In seguito all’infortunio di Alex Ferrari, che ha posto fine alla sua stagione, era stato molto chiaro Claudio Ranieri: “Ci serve un giocatore esperto che conosca il campionato italiano, non un elemento di prospettiva”.
E il DS Carlo Osti sembrava aver individuato in Simon Kjær l’indispensabile rinforzo per la retroguardia blucerchiata: per il danese – che compirà 31 anni a fine marzo – la Samp sarebbe disponibile a una acquisizione a titolo definitivo dal Siviglia, società proprietaria del cartellino.
Reduce dalla deludente parentesi a Bergamo – soli 291′ in campionato in cinque apparizioni – Kjær potrebbe rappresentare quel profilo di sicuro affidamento richiesto da Ranieri: difensore centrale di grande forza fisica (191 centimetri per 86 kg), destro di piede – caratteristica questa importante per un eventuale abbinamento con Colley o Chabot, entrambi mancini – il danese ha nel senso della posizione e nelle doti aree le sue armi migliori.
Non manca l’esperienza, anche di livello internazionale: è proprio in Serie A che Kjær è esploso, con due ottime stagioni nelle file del Palermo. Il prosieguo della sua carriera (Wolfsburg, Lille, Fenerbahce e Siviglia), che lo ha visto anche tornare in Italia con la maglia della Roma, non è stato però all’altezza di quelle che erano le premesse in rosanero.

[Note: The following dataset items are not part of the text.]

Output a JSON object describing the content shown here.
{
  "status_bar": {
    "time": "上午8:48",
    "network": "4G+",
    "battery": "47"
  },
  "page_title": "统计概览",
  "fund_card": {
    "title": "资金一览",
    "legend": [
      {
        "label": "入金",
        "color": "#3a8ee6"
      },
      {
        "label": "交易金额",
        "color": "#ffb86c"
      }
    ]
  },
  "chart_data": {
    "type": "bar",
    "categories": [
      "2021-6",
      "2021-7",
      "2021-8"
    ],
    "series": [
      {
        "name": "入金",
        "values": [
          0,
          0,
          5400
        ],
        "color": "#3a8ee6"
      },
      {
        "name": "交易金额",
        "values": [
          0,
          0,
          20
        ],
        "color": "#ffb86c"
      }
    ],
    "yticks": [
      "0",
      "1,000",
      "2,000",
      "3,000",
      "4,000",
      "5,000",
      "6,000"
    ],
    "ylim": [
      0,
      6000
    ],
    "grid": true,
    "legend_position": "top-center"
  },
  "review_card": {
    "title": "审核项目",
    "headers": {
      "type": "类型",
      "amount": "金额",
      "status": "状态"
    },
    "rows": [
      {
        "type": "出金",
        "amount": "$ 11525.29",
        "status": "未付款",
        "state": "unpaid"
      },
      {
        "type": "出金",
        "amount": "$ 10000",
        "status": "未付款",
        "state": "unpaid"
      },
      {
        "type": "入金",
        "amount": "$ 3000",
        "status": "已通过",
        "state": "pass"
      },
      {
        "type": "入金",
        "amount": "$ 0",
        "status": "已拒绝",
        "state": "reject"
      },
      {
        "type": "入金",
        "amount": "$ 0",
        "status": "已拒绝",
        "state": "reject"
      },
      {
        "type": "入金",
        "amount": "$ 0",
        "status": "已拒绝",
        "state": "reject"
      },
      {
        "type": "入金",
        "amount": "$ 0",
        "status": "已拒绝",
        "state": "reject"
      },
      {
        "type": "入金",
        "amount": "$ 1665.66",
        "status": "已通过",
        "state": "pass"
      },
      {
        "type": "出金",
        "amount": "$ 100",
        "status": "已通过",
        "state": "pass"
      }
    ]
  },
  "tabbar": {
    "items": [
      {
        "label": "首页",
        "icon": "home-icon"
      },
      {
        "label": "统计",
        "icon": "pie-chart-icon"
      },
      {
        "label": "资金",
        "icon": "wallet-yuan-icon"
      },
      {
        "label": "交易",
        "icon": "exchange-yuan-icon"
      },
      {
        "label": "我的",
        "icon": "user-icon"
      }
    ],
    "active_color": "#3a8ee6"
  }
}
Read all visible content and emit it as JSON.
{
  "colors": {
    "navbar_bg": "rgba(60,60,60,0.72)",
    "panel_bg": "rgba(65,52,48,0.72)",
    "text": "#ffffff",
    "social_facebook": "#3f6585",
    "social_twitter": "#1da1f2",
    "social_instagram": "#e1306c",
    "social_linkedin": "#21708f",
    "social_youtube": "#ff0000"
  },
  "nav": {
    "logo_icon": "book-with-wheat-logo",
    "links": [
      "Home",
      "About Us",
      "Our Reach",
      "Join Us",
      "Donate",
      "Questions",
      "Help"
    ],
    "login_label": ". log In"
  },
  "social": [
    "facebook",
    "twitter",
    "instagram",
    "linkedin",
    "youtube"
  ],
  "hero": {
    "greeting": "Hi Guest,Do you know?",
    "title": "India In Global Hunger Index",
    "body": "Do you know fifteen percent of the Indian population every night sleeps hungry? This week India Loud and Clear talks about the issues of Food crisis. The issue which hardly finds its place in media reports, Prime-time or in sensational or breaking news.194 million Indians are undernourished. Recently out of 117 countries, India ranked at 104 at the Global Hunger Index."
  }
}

Secondo quanto riferitoci da Marco Bovicelli (redazione Calciomercato Sky) però, non è andato in scena l’incontro tra le parti che avrebbe dovuto tenersi nella giornata di ieri: l’agente è all’estero e starebbe prendendo tempo, vista la scarsa convinzione di Kjær nell’unirsi a una formazione in lotta per la salvezza. Alla finestra ci sarebbe poi anche il Milan, in un possibile scambio di prestiti con l’Atalanta che coinvolgerebbe Mattia Caldara.